The Australian Securities and Investments Commission (ASIC) said it would extend its ban until May 31 in a decision that had been widely expected given recent attacks on the share prices of local banks, especially investment bank Macquarie Group. Macquarie shares jumped as much as 4.7 per cent immediately after the news, but quickly gave up those gains. "ASIC has decided to continue with its cautious approach and keep the ban in place," the commission said in a statement. "Any possible loss of market efficiency or price discovery as the result of the continuation of the ban is justified given the current market circumstances," it added.
Traders use short-selling to profit from falling prices. They borrow shares from other investors, then sell them in the hope they will fall in price and can be bought back at a lower price. Australia first banned short-selling in September after British, US and some European markets did the same. Since then, British and US regulators have lifted those bans and concluded they had only hurt market liquidity.
Australia lifted its ban on non-financial stocks in November but extended it on financial stocks, including property trusts and conglomerate Wesfarmers, which has an insurance arm. "It's creating big distortions in the market," said Paul Fiani, managing director of Integrity Investment Management.
The regulator is effectively forcing short sellers to focus on the 60 per cent of the market not covered by the ban, he said. "So some stocks get beaten up more than they otherwise would and take the pain on behalf of the ones that are protected."
Despite the ban, Australian bank shares have continued to tumble, with hedge funds accusing the local regulator of pursuing a ban that had failed both here and elsewhere. "If the goal was to stop share prices from going down, it has conspicuously failed," said Tom Elliott, managing director of hedge fund MM&E Capital.

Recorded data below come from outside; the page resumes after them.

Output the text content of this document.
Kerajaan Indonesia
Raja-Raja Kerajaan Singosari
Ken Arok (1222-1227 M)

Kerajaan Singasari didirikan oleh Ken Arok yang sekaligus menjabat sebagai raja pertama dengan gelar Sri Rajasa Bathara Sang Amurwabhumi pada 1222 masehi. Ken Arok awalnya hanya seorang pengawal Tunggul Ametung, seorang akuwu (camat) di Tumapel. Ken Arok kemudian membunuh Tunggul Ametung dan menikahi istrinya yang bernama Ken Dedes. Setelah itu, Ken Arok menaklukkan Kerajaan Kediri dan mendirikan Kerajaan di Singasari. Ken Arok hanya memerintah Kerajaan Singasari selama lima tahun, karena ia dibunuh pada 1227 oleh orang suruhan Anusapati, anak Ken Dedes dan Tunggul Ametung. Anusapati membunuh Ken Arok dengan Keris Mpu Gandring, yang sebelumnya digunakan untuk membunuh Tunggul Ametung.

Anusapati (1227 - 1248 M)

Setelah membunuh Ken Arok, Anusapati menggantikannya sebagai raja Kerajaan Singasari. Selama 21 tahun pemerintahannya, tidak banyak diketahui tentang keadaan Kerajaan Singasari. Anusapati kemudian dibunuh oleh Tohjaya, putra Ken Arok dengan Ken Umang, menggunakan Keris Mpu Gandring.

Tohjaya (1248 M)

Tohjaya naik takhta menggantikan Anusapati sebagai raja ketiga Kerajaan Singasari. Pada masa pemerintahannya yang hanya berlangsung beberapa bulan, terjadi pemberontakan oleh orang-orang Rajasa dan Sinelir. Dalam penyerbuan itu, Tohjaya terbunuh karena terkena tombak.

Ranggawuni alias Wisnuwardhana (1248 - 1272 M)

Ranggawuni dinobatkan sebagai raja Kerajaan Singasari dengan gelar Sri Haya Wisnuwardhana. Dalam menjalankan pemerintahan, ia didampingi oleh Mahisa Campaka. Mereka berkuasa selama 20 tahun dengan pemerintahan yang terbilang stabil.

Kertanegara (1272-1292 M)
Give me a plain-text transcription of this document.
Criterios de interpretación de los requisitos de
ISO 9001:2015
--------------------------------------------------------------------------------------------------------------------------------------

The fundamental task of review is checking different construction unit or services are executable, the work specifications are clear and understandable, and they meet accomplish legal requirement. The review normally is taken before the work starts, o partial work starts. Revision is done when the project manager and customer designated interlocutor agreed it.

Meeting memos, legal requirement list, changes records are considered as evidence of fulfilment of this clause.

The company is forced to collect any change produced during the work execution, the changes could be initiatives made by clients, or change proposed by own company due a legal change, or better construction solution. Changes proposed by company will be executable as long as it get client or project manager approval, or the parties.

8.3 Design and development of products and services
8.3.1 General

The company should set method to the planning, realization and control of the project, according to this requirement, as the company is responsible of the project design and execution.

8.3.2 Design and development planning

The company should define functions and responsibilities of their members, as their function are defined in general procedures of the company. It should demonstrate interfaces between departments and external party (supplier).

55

The Investment and Financial Services Association, which represents Australia's funds management industry, also believes the ban appears to have backfired. "There's not an awful lot of evidence pointing to the fact that the ban on short selling is actually stabilising the market for financial sector companies," said association deputy chief John O'Shaughnessy. "In fact, most of the evidence is weighted the other way."
Macquarie, one of Australia's most adventurous banks with infrastructure investments worldwide, has lost more than half its value since the short-selling ban was introduced.
The four biggest Australian banks - National Australia Bank (NAB), Commonwealth Bank, Westpac and ANZ - have also been sold down heavily despite the ban, and fell further on Thursday. Like Macquarie, these four stocks also received only a fleeting or minor boost from Thursday's decision: NAB, Commonwealth and Westpac were marginally higher in morning trade while ANZ was the strongest gainer, up 1.2 per cent.
The financial sector sub-index has lost about 38 per cent since the start of October, compared with a roughly 30 per cent fall in the benchmark S&P/ASX 200 index. The ban's latest extension means short-selling of financial stocks will be prohibited until at least after the local banks, including Macquarie, have reported their next set of earnings.